On arriverait donc au port vers dix heures et demie au plus tard.

La ville de Saint-Jean-de-Luz, complètement minée par la mer et dont le port s’engrave chaque jour davantage et finira par disparaître, a vu son commerce, jadis si florissant, décroître et s’annihiler de plus en plus.

Aujourd’hui Saint-Jean-de-Luz est pour ainsi dire une ville morte, surtout pendant la froide et rude saison d’hiver ; à dix heures du soir tout le monde est rentré chez soi, les lumières s’éteignent et les rues deviennent désertes ; le docteur n’avait donc à redouter ni fâcheuses rencontres ni regards curieux.

D’ailleurs, lui et son cabriolet étaient connus de chacun, grands ou petits ; sa qualité de médecin l’autorisait à voyager à toute heure de nuit et de jour, sans que nul s’en préoccupât.

Nous profiterons du silence gardé par les deux voyageurs pour faire connaître complètement au lecteur le docteur d’Hirigoyen, dont nous n’avons encore dit que quelques mots rapides et insignifiants.

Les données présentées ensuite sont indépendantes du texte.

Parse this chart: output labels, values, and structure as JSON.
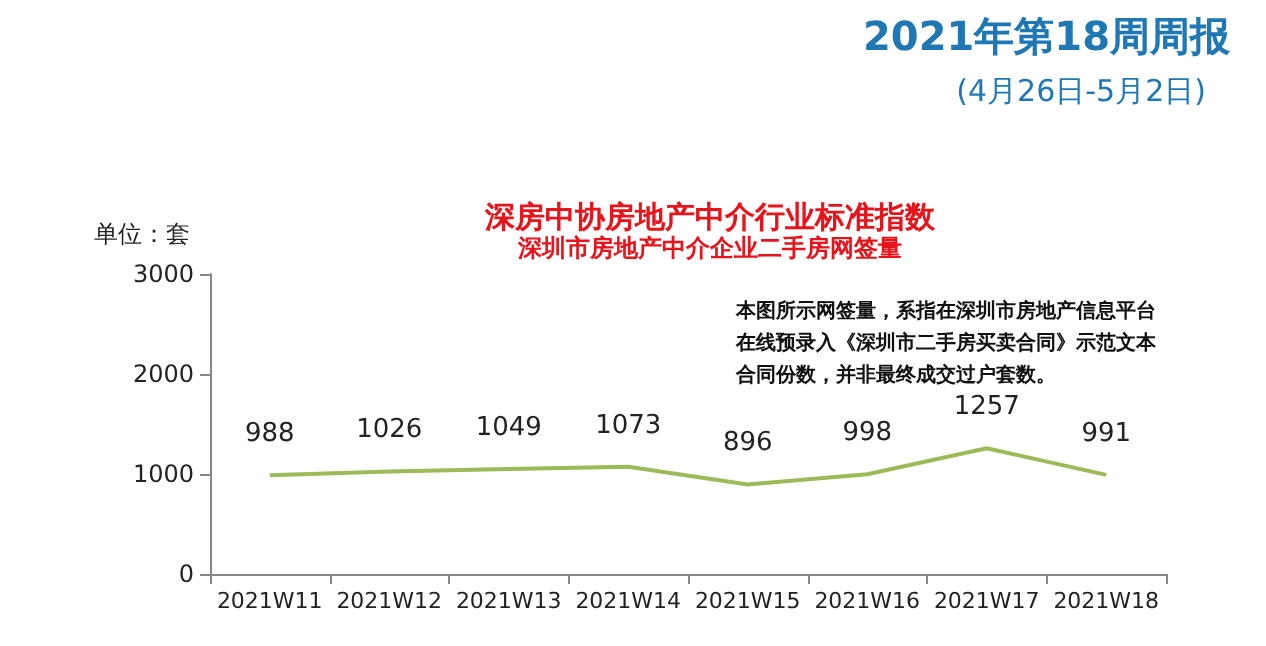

Ce médecin, que nous voyons retiré comme un rat dans un fromage de Hollande, au fond d’une bourgade perdue du pays basque, était loin d’être ce qu’il paraissait.

C’était une haute personnalité, un homme d’une science profonde, un esprit élevé, un cœur d’élite, dont la position avait été grande et le rôle important.

Les services qu’il avait rendus à son pays étaient immenses ; il avait brillamment débuté en 1832, à Paris, lors de l’invasion du choléra ; il avait alors vingt-sept ans.

Son dévouement à toute épreuve, les moyens de médication, découverts par lui, moyens efficaces, qui avaient vaincu l’épidémie et sauvé presque tous les malades du jeune docteur, avaient attiré sur lui l’attention des hauts bonnets de la Faculté ; ils adoptèrent ses innovations et lui adressèrent de chaleureux éloges ; le gouvernement le fit chevalier de la Légion d’honneur et lui donna une chaire vacante à l’Académie de médecine.